Sound Transit kicks off project, service realignment

Written by jrood

When the Sound Transit Board began work Sept. 23 on the 2011 budget, it signaled the kickoff of a process that will realign agency project and service priorities in response to the national recession's impact on local tax revenues.

The good news: current
revenue forecasts will still result in a robust regional transit system with
major expansions benefiting the Puget Sound economy, environment and quality of
life. However, revenues currently expected through 2023 are $3.9 billion, or 25
percent, lower than forecasted in 2008, requiring difficult choices during the
2011 budget process.

"No organization can
confront an expected 25 percent reduction in revenues without asking – and
answering – hard questions about priorities," said Sound Transit Board
Chair and Snohomish County Executive Aaron Reardon. "It is important that
we address these issues now and continue to move forward with expanding the
region’s mass transit system as rapidly as we can."

Fortunately, the Sound
Transit 2 Plan included provisions that offer flexibility for responding to an
economic downturn.

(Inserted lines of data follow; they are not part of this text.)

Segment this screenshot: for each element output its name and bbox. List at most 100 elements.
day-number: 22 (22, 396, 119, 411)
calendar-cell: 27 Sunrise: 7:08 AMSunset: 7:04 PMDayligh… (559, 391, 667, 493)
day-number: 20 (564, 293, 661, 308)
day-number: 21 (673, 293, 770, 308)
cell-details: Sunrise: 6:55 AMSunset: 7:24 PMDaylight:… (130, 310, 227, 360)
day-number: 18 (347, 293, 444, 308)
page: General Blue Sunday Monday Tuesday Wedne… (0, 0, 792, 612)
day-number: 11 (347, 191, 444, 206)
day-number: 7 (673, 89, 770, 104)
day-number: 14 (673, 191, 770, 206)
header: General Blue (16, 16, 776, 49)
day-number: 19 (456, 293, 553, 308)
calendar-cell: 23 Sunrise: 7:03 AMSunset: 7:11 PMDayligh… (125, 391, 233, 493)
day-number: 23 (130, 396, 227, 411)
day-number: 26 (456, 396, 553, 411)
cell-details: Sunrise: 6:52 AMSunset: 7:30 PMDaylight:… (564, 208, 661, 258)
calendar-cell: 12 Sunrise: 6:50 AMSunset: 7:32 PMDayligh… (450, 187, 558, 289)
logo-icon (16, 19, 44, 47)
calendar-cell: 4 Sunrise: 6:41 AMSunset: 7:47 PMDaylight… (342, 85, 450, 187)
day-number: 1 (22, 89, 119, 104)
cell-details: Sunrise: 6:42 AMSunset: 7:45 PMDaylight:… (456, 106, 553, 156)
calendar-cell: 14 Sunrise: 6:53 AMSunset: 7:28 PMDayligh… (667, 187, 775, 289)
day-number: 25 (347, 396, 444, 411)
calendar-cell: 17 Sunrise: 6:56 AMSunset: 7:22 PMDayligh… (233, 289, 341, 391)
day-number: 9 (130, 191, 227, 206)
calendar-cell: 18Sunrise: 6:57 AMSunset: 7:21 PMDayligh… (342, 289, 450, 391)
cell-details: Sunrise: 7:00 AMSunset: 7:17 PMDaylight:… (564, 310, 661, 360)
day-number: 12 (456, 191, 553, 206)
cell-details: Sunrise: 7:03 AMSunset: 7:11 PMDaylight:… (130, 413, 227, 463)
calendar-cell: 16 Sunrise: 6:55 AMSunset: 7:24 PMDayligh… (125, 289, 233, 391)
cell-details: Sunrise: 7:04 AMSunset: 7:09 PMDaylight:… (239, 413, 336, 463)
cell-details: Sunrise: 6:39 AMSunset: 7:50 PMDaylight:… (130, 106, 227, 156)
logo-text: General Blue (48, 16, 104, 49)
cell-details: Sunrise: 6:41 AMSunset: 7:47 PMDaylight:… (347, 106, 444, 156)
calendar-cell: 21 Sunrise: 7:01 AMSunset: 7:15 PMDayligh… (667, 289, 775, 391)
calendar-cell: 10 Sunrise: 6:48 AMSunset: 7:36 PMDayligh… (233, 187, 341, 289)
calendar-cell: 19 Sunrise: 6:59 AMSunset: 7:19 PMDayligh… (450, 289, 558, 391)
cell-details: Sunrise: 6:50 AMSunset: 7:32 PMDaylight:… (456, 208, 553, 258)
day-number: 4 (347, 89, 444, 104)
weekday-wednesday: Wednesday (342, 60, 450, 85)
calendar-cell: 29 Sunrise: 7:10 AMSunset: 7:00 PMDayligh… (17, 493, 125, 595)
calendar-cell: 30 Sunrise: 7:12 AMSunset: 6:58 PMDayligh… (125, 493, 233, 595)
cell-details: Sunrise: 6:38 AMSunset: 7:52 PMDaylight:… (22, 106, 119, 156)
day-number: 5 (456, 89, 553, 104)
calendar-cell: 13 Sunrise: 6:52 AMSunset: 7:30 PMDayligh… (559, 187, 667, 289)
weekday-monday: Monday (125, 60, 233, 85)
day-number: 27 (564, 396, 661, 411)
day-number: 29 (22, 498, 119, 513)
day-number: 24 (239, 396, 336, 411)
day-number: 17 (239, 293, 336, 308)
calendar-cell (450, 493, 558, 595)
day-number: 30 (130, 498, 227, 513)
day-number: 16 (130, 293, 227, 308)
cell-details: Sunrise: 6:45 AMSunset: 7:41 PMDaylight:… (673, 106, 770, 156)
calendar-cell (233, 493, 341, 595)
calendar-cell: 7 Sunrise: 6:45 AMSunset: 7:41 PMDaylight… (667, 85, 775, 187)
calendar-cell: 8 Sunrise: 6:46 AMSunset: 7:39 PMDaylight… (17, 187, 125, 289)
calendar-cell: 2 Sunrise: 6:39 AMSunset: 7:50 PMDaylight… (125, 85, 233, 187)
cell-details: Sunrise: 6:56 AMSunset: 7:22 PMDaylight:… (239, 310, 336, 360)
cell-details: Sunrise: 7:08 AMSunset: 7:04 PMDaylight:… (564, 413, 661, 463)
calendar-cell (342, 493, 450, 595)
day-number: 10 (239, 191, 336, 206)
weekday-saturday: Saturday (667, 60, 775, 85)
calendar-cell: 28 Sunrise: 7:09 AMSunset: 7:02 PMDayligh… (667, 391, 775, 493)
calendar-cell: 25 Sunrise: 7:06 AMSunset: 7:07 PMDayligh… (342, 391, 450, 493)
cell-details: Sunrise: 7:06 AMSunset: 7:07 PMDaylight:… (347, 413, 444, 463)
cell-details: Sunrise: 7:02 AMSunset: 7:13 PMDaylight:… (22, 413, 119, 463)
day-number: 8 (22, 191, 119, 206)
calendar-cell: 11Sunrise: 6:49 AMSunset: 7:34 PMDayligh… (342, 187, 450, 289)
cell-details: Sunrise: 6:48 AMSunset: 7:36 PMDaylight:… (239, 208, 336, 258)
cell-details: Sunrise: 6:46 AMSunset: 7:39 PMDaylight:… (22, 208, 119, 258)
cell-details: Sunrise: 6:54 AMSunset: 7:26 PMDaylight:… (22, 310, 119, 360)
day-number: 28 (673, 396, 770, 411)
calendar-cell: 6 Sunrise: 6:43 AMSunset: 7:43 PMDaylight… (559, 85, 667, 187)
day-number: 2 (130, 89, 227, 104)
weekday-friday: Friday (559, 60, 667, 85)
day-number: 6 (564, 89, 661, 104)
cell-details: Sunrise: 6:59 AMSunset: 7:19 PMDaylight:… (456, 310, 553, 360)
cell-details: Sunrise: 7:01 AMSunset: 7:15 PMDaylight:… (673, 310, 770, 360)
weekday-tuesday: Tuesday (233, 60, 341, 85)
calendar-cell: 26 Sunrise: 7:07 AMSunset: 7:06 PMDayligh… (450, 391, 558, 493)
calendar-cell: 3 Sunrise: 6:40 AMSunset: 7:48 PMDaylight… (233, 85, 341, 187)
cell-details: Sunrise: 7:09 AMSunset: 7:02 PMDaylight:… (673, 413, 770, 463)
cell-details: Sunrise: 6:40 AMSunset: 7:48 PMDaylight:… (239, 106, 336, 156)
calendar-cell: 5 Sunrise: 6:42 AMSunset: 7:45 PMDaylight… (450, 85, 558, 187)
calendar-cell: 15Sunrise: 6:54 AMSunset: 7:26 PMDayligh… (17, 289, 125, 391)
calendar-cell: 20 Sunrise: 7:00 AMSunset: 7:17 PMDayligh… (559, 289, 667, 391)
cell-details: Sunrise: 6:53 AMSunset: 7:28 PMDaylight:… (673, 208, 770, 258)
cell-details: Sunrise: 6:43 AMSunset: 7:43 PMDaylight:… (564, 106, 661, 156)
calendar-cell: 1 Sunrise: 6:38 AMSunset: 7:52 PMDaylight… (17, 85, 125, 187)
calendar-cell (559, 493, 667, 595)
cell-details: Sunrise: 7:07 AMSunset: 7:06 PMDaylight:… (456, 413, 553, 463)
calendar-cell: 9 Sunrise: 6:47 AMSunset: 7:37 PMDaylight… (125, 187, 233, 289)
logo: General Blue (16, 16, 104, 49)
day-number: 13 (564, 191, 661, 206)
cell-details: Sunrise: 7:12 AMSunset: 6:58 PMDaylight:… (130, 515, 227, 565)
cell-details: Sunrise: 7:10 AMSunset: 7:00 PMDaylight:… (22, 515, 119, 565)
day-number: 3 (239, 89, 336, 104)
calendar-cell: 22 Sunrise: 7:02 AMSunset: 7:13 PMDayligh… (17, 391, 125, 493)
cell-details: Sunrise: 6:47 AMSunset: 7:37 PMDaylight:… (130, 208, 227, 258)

Over the coming months, the Board will map priorities for
major investments and consider options that achieve maximum public benefit and
maintain regional equity.

Sound Transit CEO Joni Earl
presented the Board with her proposed agency budget for 2011 and recommended
steps to address the revenue shortfall.

"Last year when our
forecast was down $3.1 billion, or 20 percent, we remained cautiously
optimistic that strict cost controls and strong project management could enable
us to deliver the full ST2 program by 2023," Earl said. "While we are
well positioned to make major transit investments in the years ahead, it is no
longer possible to complete the entire program in 15 years."

Under Sound Transit’s
subarea equity framework, each of Sound Transit’s five geographic subareas
faces a different financial picture. Revenues collected within each area’s
boundaries must be used for projects that have been identified to benefit that
subarea’s residents. The recession impacts are worst in the South King County
subarea, where forecasted revenues are down about 31 percent. Projected
revenues are down 26 percent in East King County, 28 percent in Snohomish
County, 26 percent in Pierce County and 16 percent in north King County, which
includes Seattle.

The Proposed 2011 Budget
and staff presentation summarizing the proposed project and service adjustments
are available at: http://www.soundtransit.org/About-Us/Financial-Documents.xml

On Sept. 30 the Board will
conduct a budget workshop to begin shaping priorities for 2011 and beyond. The
workshop will also include discussion of public meetings that will take place
in October. A final 2011 budget is scheduled for adoption in December, along
with a Transportation Improvement Program and Service Implementation Plan that
guide investments beyond 2011.

In crafting the
recommendations, staff applied lessons learned from past challenges, closely
examined underlying assumptions, and focused on the agency’s core mission. The
recommendations use the toolkit included in Appendix B of the voter-approved
ST2 plan, which states that the Board shall respond to the revenue reductions
by taking one or more of the following actions:

• Correct the shortfall
through use of such subarea’s uncommitted funds and/or bonding capacity which
is available to the subarea; and/or

• Scale back the subarea
plan or projects within the plan to match a revised budget; and/or

• Extend the time period of
completion of the subarea plans; and/or

• Seek legislative
authorization and voter approval for additional resources.

Consistent with these
policies, the Proposed 2011 Budget reflects an initial staff review to start
the process of realigning the overall program. The recommendations for each
subarea give priority to projects and services that:

• Best achieve the stated
goals of the voter approved regional transit plans;

• Are necessary to maintain
the existing system in a state of good repair; and

• Are already under or near
construction.

Staff is also recommending
projects and services for delay, deferral (suspension) or reductions based on
the following:

• Lowest projected
ridership;

• Lowest utility in
achieving the stated goals of the voter-approved plans, including undefined
discretionary programs not critical to build-out the capital infrastructure or
daily operation of the regional high capacity system;

• Reserves or contingencies
for projects near completion that are no longer necessary; and

• Projects contingent on
funding or commitments from other partners where funding is not currently
included in any partner plans.

Sound Transit receives the
bulk of its funding through sales tax revenues and a smaller percentage from
the Motor Vehicle Excise Tax and car rental tax within the Sound Transit
District, which covers the urban areas of King, Pierce and Snohomish Counties.
Sound Transit’s revenues have been impacted to the same degree as every other
agency that relies on sales taxes. The cumulative impact is large for a
multi-year program like Sound Transit 2 because it is projected to take a long
time for annual revenues to return to previously assumed levels.